Re: [Neo4j] ArangoDB vs. Neo4j -- what's up? article of Jun 04, 2015

Michael Hunger Wed, 10 Jun 2015 08:27:47 -0700

I also did some experiments but didn't have the time to finish yet, here are my observations so far:

Arangodb Measurement

- index -> constraint `CREATE CONSTRAINT ON (p:PROFILES) ASSERT p._key IS UNIQUE;`

- seraph -> replace with node-neo4j 2.0.RC1

- uses 2 year old /cypher api, doesn't send X-Stream:true header

- does not do efficient auth (encode creds on every call)

- doesn't do pooling

- suboptimal queries

- make sure the concurrency level is adequate for the setup (utilize all cores but don't flood, use e.g. async.eachWithLimit)

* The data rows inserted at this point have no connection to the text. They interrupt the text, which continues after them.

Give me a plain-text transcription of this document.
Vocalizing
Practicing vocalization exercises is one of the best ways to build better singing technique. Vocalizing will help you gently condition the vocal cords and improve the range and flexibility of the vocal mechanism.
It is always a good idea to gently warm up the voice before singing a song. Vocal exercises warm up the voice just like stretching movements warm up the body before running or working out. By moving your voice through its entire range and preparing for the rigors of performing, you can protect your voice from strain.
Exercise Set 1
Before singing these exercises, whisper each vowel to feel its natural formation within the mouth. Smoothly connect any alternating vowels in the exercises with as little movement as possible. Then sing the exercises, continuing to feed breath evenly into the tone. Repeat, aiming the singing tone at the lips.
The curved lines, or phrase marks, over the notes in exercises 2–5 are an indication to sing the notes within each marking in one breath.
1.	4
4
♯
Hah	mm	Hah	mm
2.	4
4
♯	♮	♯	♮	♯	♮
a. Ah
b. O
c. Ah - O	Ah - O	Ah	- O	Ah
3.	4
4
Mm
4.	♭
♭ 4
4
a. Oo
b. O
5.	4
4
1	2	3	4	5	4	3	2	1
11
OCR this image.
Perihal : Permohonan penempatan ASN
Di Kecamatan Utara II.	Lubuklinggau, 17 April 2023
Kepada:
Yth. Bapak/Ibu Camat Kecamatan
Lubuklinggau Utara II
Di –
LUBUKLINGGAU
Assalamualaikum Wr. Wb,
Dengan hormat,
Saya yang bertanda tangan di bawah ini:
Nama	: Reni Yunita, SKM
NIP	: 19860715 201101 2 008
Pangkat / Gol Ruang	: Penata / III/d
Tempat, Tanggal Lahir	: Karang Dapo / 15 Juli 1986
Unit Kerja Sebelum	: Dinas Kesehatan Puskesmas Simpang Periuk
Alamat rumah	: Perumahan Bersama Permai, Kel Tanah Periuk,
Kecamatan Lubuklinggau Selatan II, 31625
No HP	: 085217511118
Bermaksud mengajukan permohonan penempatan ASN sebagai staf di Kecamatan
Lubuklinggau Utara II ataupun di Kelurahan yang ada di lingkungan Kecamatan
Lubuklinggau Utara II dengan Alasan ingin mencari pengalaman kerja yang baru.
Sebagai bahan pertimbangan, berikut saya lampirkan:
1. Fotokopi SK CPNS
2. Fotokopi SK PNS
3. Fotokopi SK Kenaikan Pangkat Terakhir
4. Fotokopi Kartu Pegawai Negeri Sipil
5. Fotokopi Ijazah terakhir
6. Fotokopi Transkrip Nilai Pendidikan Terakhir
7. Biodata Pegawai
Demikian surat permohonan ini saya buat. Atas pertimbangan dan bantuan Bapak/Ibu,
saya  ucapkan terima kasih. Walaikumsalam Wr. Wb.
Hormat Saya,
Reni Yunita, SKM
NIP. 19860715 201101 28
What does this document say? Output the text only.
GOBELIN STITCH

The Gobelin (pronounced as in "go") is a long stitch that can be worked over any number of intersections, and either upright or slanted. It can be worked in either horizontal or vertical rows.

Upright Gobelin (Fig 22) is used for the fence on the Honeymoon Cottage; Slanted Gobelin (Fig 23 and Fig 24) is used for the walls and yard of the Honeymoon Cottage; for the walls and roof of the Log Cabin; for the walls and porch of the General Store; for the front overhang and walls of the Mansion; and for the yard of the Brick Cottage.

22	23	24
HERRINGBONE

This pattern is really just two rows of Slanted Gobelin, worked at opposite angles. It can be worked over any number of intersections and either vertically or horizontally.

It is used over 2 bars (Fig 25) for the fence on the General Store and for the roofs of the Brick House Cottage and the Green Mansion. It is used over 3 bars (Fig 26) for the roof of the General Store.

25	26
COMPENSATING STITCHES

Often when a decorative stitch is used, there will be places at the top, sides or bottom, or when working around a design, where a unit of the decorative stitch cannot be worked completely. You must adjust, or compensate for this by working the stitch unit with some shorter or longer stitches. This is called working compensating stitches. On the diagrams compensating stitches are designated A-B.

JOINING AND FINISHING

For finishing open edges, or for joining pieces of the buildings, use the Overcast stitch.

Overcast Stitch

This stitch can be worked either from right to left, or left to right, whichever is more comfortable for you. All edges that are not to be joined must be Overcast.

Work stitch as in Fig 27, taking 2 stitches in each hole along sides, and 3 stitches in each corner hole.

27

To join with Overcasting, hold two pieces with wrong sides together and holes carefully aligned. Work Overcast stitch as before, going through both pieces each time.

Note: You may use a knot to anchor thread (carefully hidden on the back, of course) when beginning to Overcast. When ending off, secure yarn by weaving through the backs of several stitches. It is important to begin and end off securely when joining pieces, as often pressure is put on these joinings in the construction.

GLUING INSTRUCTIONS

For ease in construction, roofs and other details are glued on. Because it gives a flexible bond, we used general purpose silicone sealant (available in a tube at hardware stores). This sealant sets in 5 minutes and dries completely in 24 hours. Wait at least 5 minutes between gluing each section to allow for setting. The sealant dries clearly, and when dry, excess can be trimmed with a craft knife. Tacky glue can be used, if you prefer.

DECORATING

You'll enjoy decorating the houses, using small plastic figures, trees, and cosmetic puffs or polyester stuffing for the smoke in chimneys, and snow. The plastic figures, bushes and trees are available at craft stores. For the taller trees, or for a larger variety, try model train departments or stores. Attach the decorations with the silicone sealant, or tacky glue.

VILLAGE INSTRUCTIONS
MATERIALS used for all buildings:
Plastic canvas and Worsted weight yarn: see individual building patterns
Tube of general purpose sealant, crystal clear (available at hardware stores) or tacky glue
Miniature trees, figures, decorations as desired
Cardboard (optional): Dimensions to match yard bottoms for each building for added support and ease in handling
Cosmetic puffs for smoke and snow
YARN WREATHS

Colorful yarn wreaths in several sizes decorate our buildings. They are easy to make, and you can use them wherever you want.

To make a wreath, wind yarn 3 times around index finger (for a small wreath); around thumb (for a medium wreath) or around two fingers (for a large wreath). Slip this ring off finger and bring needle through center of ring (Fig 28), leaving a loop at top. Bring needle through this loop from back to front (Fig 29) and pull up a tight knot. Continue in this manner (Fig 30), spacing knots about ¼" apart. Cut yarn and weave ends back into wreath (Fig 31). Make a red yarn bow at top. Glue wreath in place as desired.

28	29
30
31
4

- warmup with nodes and rels `MATCH ()--() return count(*);`

- enterprise with better vertical read/write scalability vs. community

- Use 12G-24G heap, 2G new gen (-Xmn2G)

- pagecache to 2.5G + growth (e.g. another 2.5G)

- in 2.2 set cache_type = soft or cache_type=none depending on available heap

- fix property encoding, e.g. AGE as int not string, don't store "null" !!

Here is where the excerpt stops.